Mumpung masih bicara RUPS, apakah ada yang pernah hadir di RUPS? Saya menghadiri RUPS pertama saya kemarin. Ini adalah pengalaman yang mengesankan. Dari beberapa peserta yang hadir, ada 6 orang yang duduk di kursi audien, termasuk saya. Peserta lain adalah direksi (5 orang), 1 orang auditor, dan 2 orang dari notaris. Dari 6 orang tersebut, tiga orang adalah karyawan perusahaan itu. Jadi mungkin hanya tiga orang peserta RUPS. Hebat bukan? Saya melihat beberapa orang lain yang mendaftar sebagai pemegang saham, tapi mereka hanya mengambil laporan keuangan, mencicipi kue dan teh, lalu kabur. Saya mengikuti RUPS dari awal hingga selesai. Saya juga menghadiri Public Expose perusahaan itu. Kalau ditanya kenapa orang enggan mengikuti RUPS, saya yakin kemungkin terbesar adalah karena RUPS itu membosankan. Terlalu formal dan tidak ada humor. Lalu kenapa saya menyarankan minimal kita menghadiri RUPS? Karena RUPS adalah langkah sederhana, selain mencicipi produk perusahaan. Dari RUPS itulah salah satu cara kita mengenal manajemen perusahaan. Dari RUPS itu kita bisa merasa kejujuran manajemen. Dari RUPS dan Public Expose itu kita bisa melihat bagaimana manajemen perusahaan menjawab serangan pertanyaan wartawan dan publik tentang kinerja perusahaan. Saya tidak menyesal mengikuti RUPS kemarin, bahkan saya punya rencana untuk mengikuti RUPS seluruh perusahaan yang sahamnya saya miliki. Pengalaman kemarin membuktikan bahwa saya semakin sayang terhadap perusahaan yang saya miliki, semakin kagum dengan kinerjanya, semakin hormat kepada manajemen, saya semakin ingin memiliki saham perusahaan ini sebagai investasi jangka panjang.

Selain menghadiri RUPS, saya juga ingin mengunjungi kantor atau pabrik perusahaan yang sahamnya saya miliki, juga melakukan langkah-langkah lain selayaknya pemilik perusahaan. Dalam rencana kunjungan, selain untuk mendapatkan cetakan laporan tahunan (mencetak sendiri butuh kertas banyak!), saya juga ingin merasakan aura perusahaan itu, bagaimana karyawan bekerja di sana, dan perasaan umum pemilik terhadap perusahaannya.
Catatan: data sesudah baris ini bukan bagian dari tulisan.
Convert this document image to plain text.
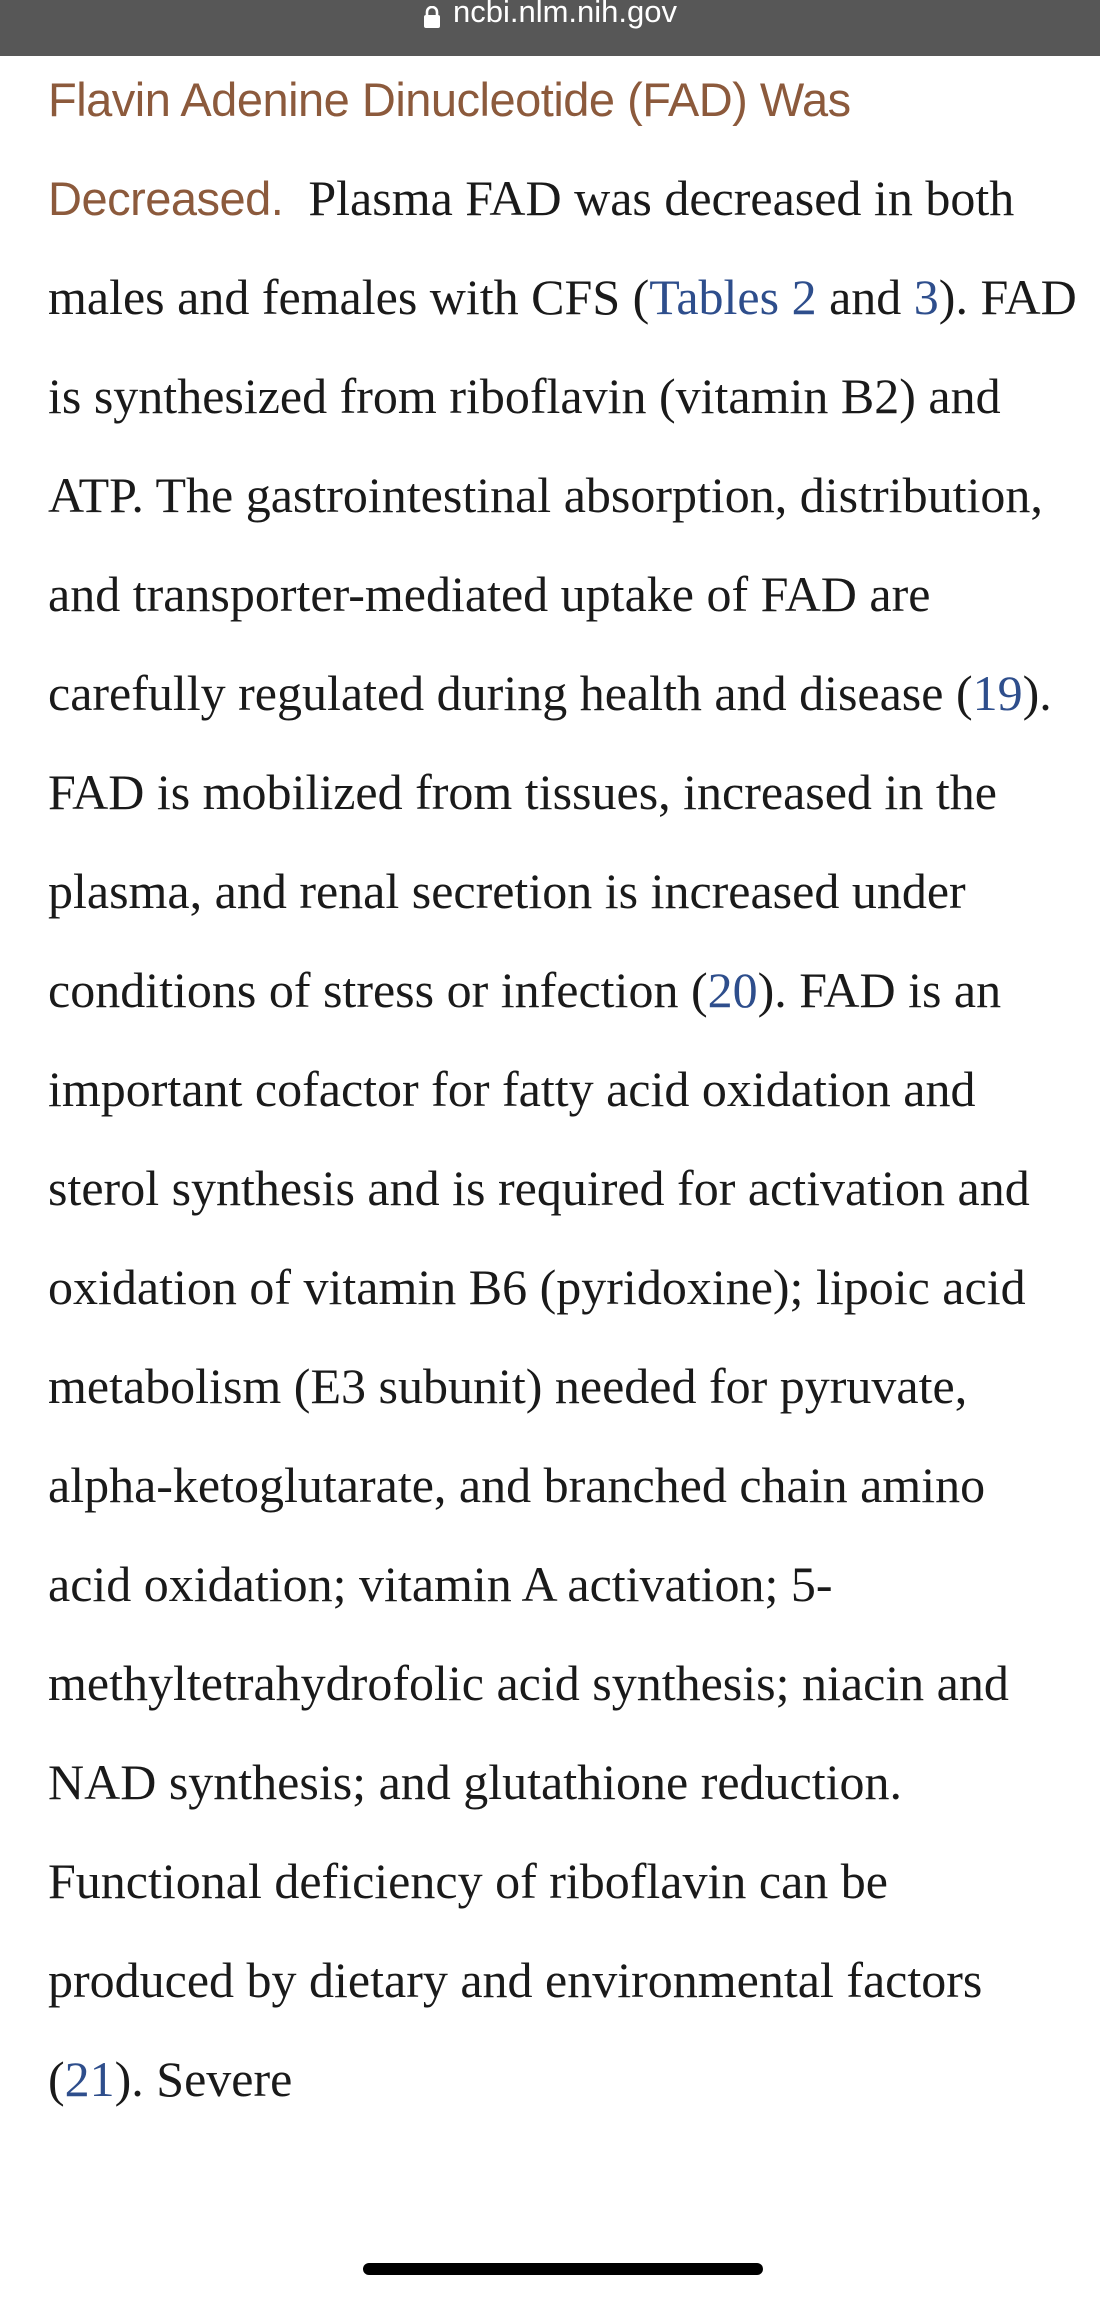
ncbi.nlm.nih.gov

Flavin Adenine Dinucleotide (FAD) Was Decreased. Plasma FAD was decreased in both males and females with CFS (Tables 2 and 3). FAD is synthesized from riboflavin (vitamin B2) and ATP. The gastrointestinal absorption, distribution, and transporter-mediated uptake of FAD are carefully regulated during health and disease (19). FAD is mobilized from tissues, increased in the plasma, and renal secretion is increased under conditions of stress or infection (20). FAD is an important cofactor for fatty acid oxidation and sterol synthesis and is required for activation and oxidation of vitamin B6 (pyridoxine); lipoic acid metabolism (E3 subunit) needed for pyruvate, alpha-ketoglutarate, and branched chain amino acid oxidation; vitamin A activation; 5-methyltetrahydrofolic acid synthesis; niacin and NAD synthesis; and glutathione reduction. Functional deficiency of riboflavin can be produced by dietary and environmental factors (21). Severe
Sikap seorang pemilik perusahaan tentu berbeda dengan sikap seorang penjual kupon lotere. Seorang pemilik perusahaan tentu berbeda sikap dengan penjudi. Seorang penjudi yang rugi dengan suatu saham bisa saja benci setengah mati terhadap suatu saham karena merugikannya ratusan juta, tapi kemudian ia masih berjudi dengan perusahaan lain yang disangkanya menguntungkan, atau yang selama ini masih memberi ia keuntungan. Sikap seorang pemilik akan berbeda. Ia akan berusaha memiliki saham perusahaan, tanpa berusaha menjualnya meski harga sahamnya bergejolak. Bahkan ia akan berusaha semakin memiliki perusahaan, dengan menambah sahamnya. Ia akan melupakan fluktuasi harga saham dan membeli pada harga yang dirasanya baik.

Nilai Seorang Pemilik

Dengan masuk investasi saham saya punya rencana menjadikannya investasi jangka panjang untuk uang kuliah anak saya, untuk pensiun, atau untuk jalan-jalan di masa tua. Saya tentu ingin nilainya tumbuh pesat.
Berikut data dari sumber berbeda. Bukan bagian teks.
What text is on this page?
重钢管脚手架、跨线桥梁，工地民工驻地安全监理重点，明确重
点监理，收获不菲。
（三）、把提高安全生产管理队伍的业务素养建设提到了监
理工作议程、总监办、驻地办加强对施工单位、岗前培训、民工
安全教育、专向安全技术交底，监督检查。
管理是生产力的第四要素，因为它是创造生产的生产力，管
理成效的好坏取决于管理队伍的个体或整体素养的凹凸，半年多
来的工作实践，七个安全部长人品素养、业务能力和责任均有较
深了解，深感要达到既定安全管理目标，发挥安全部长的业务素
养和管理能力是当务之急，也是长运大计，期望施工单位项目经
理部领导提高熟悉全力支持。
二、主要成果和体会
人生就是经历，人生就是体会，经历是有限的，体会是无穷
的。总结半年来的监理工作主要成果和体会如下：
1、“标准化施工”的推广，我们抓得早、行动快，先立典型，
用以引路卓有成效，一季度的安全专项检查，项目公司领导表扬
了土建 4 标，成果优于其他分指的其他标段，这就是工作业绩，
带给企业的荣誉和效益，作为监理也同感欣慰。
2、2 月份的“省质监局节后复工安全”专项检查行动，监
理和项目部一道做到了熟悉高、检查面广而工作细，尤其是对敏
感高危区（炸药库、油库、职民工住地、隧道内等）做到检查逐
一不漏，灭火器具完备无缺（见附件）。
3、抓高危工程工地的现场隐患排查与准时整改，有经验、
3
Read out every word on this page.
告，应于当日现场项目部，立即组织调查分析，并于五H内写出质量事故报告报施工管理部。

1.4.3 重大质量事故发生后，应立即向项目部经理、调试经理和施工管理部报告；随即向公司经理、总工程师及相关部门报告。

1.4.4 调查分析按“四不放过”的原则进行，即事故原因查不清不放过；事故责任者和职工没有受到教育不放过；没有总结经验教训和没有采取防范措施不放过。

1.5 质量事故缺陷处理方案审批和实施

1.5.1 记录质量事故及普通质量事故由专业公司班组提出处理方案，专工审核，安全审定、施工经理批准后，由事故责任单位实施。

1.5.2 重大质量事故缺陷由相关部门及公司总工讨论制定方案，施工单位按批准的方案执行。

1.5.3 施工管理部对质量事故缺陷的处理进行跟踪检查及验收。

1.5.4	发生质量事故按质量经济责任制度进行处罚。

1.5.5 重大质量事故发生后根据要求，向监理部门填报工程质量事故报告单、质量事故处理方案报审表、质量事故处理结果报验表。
Sejak saya menemukan arti memiliki perusahaan, sikap saya terhadap pergerakan harga saham pun berubah. Biarpun porsi kepemilikan kita sepersekian juta saja, tapi hal ini penting. Saya memang tergoda untuk memiliki saham dan hanya memanfaatkannya untuk mencari keuntungan dari nilai harganya saja. Warren Buffett pernah mengatakan dirinya adalah 75% Graham dan 15% Fisher. Saya menyatakan diri sama dengan dia. Fisher menanamkan keyakinan baru akan memiliki saham, yaitu memilikinya lebih penuh dan serius.
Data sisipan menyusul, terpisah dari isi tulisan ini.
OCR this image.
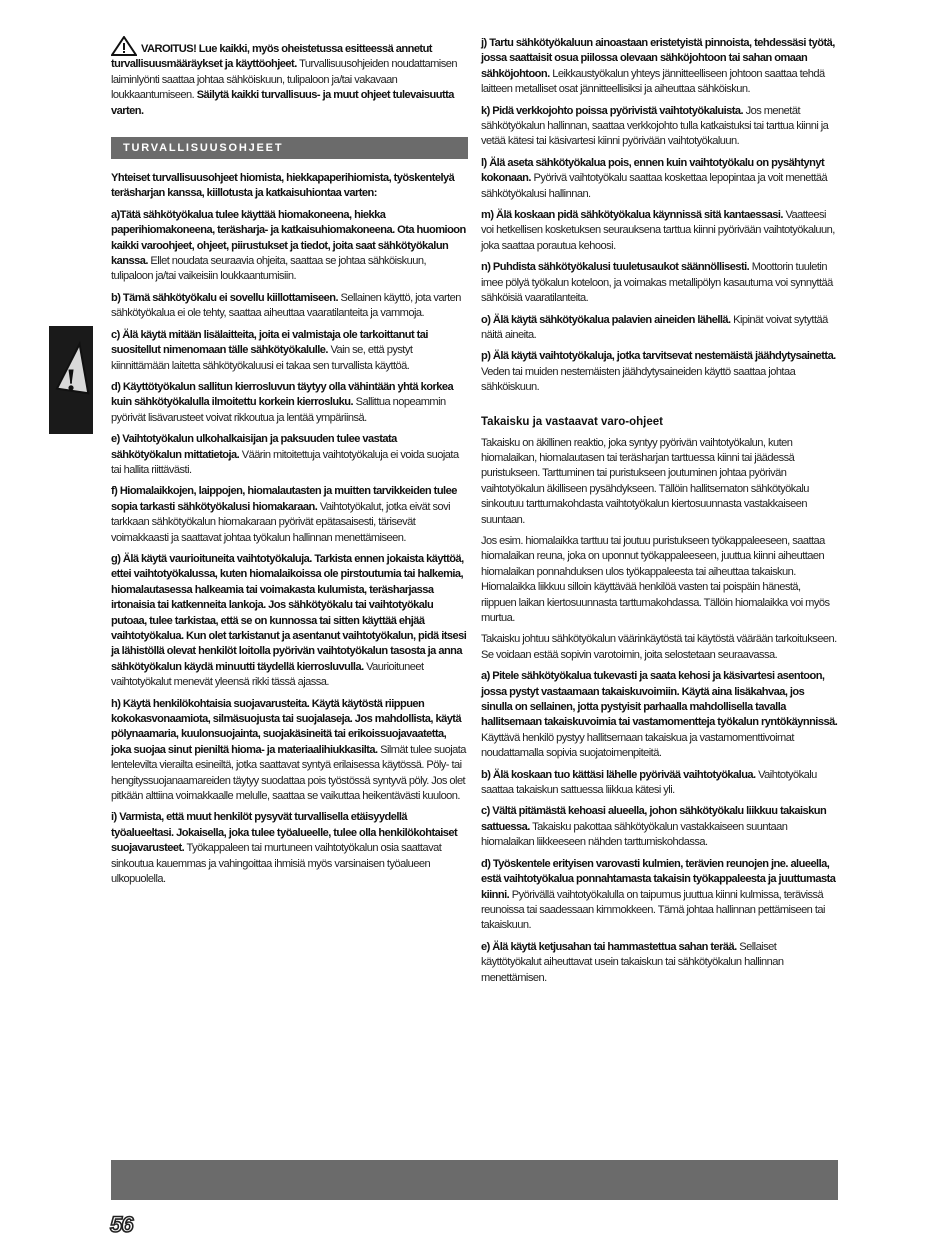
VAROITUS! Lue kaikki, myös oheistetussa esitteessä annetut turvallisuusmääräykset ja käyttöohjeet. Turvallisuusohjeiden noudattamisen laiminlyönti saattaa johtaa sähköiskuun, tulipaloon ja/tai vakavaan loukkaantumiseen. Säilytä kaikki turvallisuus- ja muut ohjeet tulevaisuutta varten.

TURVALLISUUSOHJEET

Yhteiset turvallisuusohjeet hiomista, hiekkapaperihiomista, työskentelyä teräsharjan kanssa, kiillotusta ja katkaisuhiontaa varten:

a)Tätä sähkötyökalua tulee käyttää hiomakoneena, hiekka paperihiomakoneena, teräsharja- ja katkaisuhiomakoneena. Ota huomioon kaikki varoohjeet, ohjeet, piirustukset ja tiedot, joita saat sähkötyökalun kanssa. Ellet noudata seuraavia ohjeita, saattaa se johtaa sähköiskuun, tulipaloon ja/tai vaikeisiin loukkaantumisiin.

b) Tämä sähkötyökalu ei sovellu kiillottamiseen. Sellainen käyttö, jota varten sähkötyökalua ei ole tehty, saattaa aiheuttaa vaaratilanteita ja vammoja.

c) Älä käytä mitään lisälaitteita, joita ei valmistaja ole tarkoittanut tai suositellut nimenomaan tälle sähkötyökalulle. Vain se, että pystyt kiinnittämään laitetta sähkötyökaluusi ei takaa sen turvallista käyttöä.

d) Käyttötyökalun sallitun kierrosluvun täytyy olla vähintään yhtä korkea kuin sähkötyökalulla ilmoitettu korkein kierrosluku. Sallittua nopeammin pyörivät lisävarusteet voivat rikkoutua ja lentää ympäriinsä.

e) Vaihtotyökalun ulkohalkaisijan ja paksuuden tulee vastata sähkötyökalun mittatietoja. Väärin mitoitettuja vaihtotyökaluja ei voida suojata tai hallita riittävästi.

f) Hiomalaikkojen, laippojen, hiomalautasten ja muitten tarvikkeiden tulee sopia tarkasti sähkötyökalusi hiomakaraan. Vaihtotyökalut, jotka eivät sovi tarkkaan sähkötyökalun hiomakaraan pyörivät epätasaisesti, tärisevät voimakkaasti ja saattavat johtaa työkalun hallinnan menettämiseen.

g) Älä käytä vaurioituneita vaihtotyökaluja. Tarkista ennen jokaista käyttöä, ettei vaihtotyökalussa, kuten hiomalaikoissa ole pirstoutumia tai halkemia, hiomalautasessa halkeamia tai voimakasta kulumista, teräsharjassa irtonaisia tai katkenneita lankoja. Jos sähkötyökalu tai vaihtotyökalu putoaa, tulee tarkistaa, että se on kunnossa tai sitten käyttää ehjää vaihtotyökalua. Kun olet tarkistanut ja asentanut vaihtotyökalun, pidä itsesi ja lähistöllä olevat henkilöt loitolla pyörivän vaihtotyökalun tasosta ja anna sähkötyökalun käydä minuutti täydellä kierrosluvulla. Vaurioituneet vaihtotyökalut menevät yleensä rikki tässä ajassa.

h) Käytä henkilökohtaisia suojavarusteita. Käytä käytöstä riippuen kokokasvonaamiota, silmäsuojusta tai suojalaseja. Jos mahdollista, käytä pölynaamaria, kuulonsuojainta, suojakäsineitä tai erikoissuojavaatetta, joka suojaa sinut pieniltä hioma- ja materiaalihiukkasilta. Silmät tulee suojata lentelevilta vierailta esineiltä, jotka saattavat syntyä erilaisessa käytössä. Pöly- tai hengityssuojanaamareiden täytyy suodattaa pois työstössä syntyvä pöly. Jos olet pitkään alttiina voimakkaalle melulle, saattaa se vaikuttaa heikentävästi kuuloon.

i) Varmista, että muut henkilöt pysyvät turvallisella etäisyydellä työalueeltasi. Jokaisella, joka tulee työalueelle, tulee olla henkilökohtaiset suojavarusteet. Työkappaleen tai murtuneen vaihtotyökalun osia saattavat sinkoutua kauemmas ja vahingoittaa ihmisiä myös varsinaisen työalueen ulkopuolella.

j) Tartu sähkötyökaluun ainoastaan eristetyistä pinnoista, tehdessäsi työtä, jossa saattaisit osua piilossa olevaan sähköjohtoon tai sahan omaan sähköjohtoon. Leikkaustyökalun yhteys jännitteelliseen johtoon saattaa tehdä laitteen metalliset osat jännitteellisiksi ja aiheuttaa sähköiskun.

k) Pidä verkkojohto poissa pyörivistä vaihtotyökaluista. Jos menetät sähkötyökalun hallinnan, saattaa verkkojohto tulla katkaistuksi tai tarttua kiinni ja vetää kätesi tai käsivartesi kiinni pyörivään vaihtotyökaluun.

l) Älä aseta sähkötyökalua pois, ennen kuin vaihtotyökalu on pysähtynyt kokonaan. Pyörivä vaihtotyökalu saattaa koskettaa lepopintaa ja voit menettää sähkötyökalusi hallinnan.

m) Älä koskaan pidä sähkötyökalua käynnissä sitä kantaessasi. Vaatteesi voi hetkellisen kosketuksen seurauksena tarttua kiinni pyörivään vaihtotyökaluun, joka saattaa porautua kehoosi.

n) Puhdista sähkötyökalusi tuuletusaukot säännöllisesti. Moottorin tuuletin imee pölyä työkalun koteloon, ja voimakas metallipölyn kasautuma voi synnyttää sähköisiä vaaratilanteita.

o) Älä käytä sähkötyökalua palavien aineiden lähellä. Kipinät voivat sytyttää näitä aineita.

p) Älä käytä vaihtotyökaluja, jotka tarvitsevat nestemäistä jäähdytysainetta. Veden tai muiden nestemäisten jäähdytysaineiden käyttö saattaa johtaa sähköiskuun.

Takaisku ja vastaavat varo-ohjeet

Takaisku on äkillinen reaktio, joka syntyy pyörivän vaihtotyökalun, kuten hiomalaikan, hiomalautasen tai teräsharjan tarttuessa kiinni tai jäädessä puristukseen. Tarttuminen tai puristukseen joutuminen johtaa pyörivän vaihtotyökalun äkilliseen pysähdykseen. Tällöin hallitsematon sähkötyökalu sinkoutuu tarttumakohdasta vaihtotyökalun kiertosuunnasta vastakkaiseen suuntaan.

Jos esim. hiomalaikka tarttuu tai joutuu puristukseen työkappaleeseen, saattaa hiomalaikan reuna, joka on uponnut työkappaleeseen, juuttua kiinni aiheuttaen hiomalaikan ponnahduksen ulos työkappaleesta tai aiheuttaa takaiskun. Hiomalaikka liikkuu silloin käyttävää henkilöä vasten tai poispäin hänestä, riippuen laikan kiertosuunnasta tarttumakohdassa. Tällöin hiomalaikka voi myös murtua.

Takaisku johtuu sähkötyökalun väärinkäytöstä tai käytöstä väärään tarkoitukseen. Se voidaan estää sopivin varotoimin, joita selostetaan seuraavassa.

a) Pitele sähkötyökalua tukevasti ja saata kehosi ja käsivartesi asentoon, jossa pystyt vastaamaan takaiskuvoimiin. Käytä aina lisäkahvaa, jos sinulla on sellainen, jotta pystyisit parhaalla mahdollisella tavalla hallitsemaan takaiskuvoimia tai vastamomentteja työkalun ryntökäynnissä. Käyttävä henkilö pystyy hallitsemaan takaiskua ja vastamomenttivoimat noudattamalla sopivia suojatoimenpiteitä.

b) Älä koskaan tuo kättäsi lähelle pyörivää vaihtotyökalua. Vaihtotyökalu saattaa takaiskun sattuessa liikkua kätesi yli.

c) Vältä pitämästä kehoasi alueella, johon sähkötyökalu liikkuu takaiskun sattuessa. Takaisku pakottaa sähkötyökalun vastakkaiseen suuntaan hiomalaikan liikkeeseen nähden tarttumiskohdassa.

d) Työskentele erityisen varovasti kulmien, terävien reunojen jne. alueella, estä vaihtotyökalua ponnahtamasta takaisin työkappaleesta ja juuttumasta kiinni. Pyörivällä vaihtotyökalulla on taipumus juuttua kiinni kulmissa, terävissä reunoissa tai saadessaan kimmokkeen. Tämä johtaa hallinnan pettämiseen tai takaiskuun.

e) Älä käytä ketjusahan tai hammastettua sahan terää. Sellaiset käyttötyökalut aiheuttavat usein takaiskun tai sähkötyökalun hallinnan menettämisen.

!
56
Memiliki saham adalah memiliki nilai sebuah atau beberapa perusahaan dan menjadikan mereka tumbuh bersama pertumbuhan nilai investasi kita. Memiliki perusahaan melalui saham bukan hanya memilikinya dalam tiga hari, atau memilikinya dan menjualnya ketika harganya sudah tinggi, tapi memilikinya untuk selama-lamanya secara sungguh-sungguh sepanjang kita yakin dengan potensi perusahaan. Ini membutuhkan sikap yang keras. Ini membutuhkan sikap yang tegas. Ini membutuhkan keyakinan tinggi, dan juga kesabaran. Dari menanamkan sikap seperti seorang pemilik inilah kita nanti akan mendapatkan nilai. Mari kita ijinkan waktu membuktikan kita menjadi pemilik perusahaan.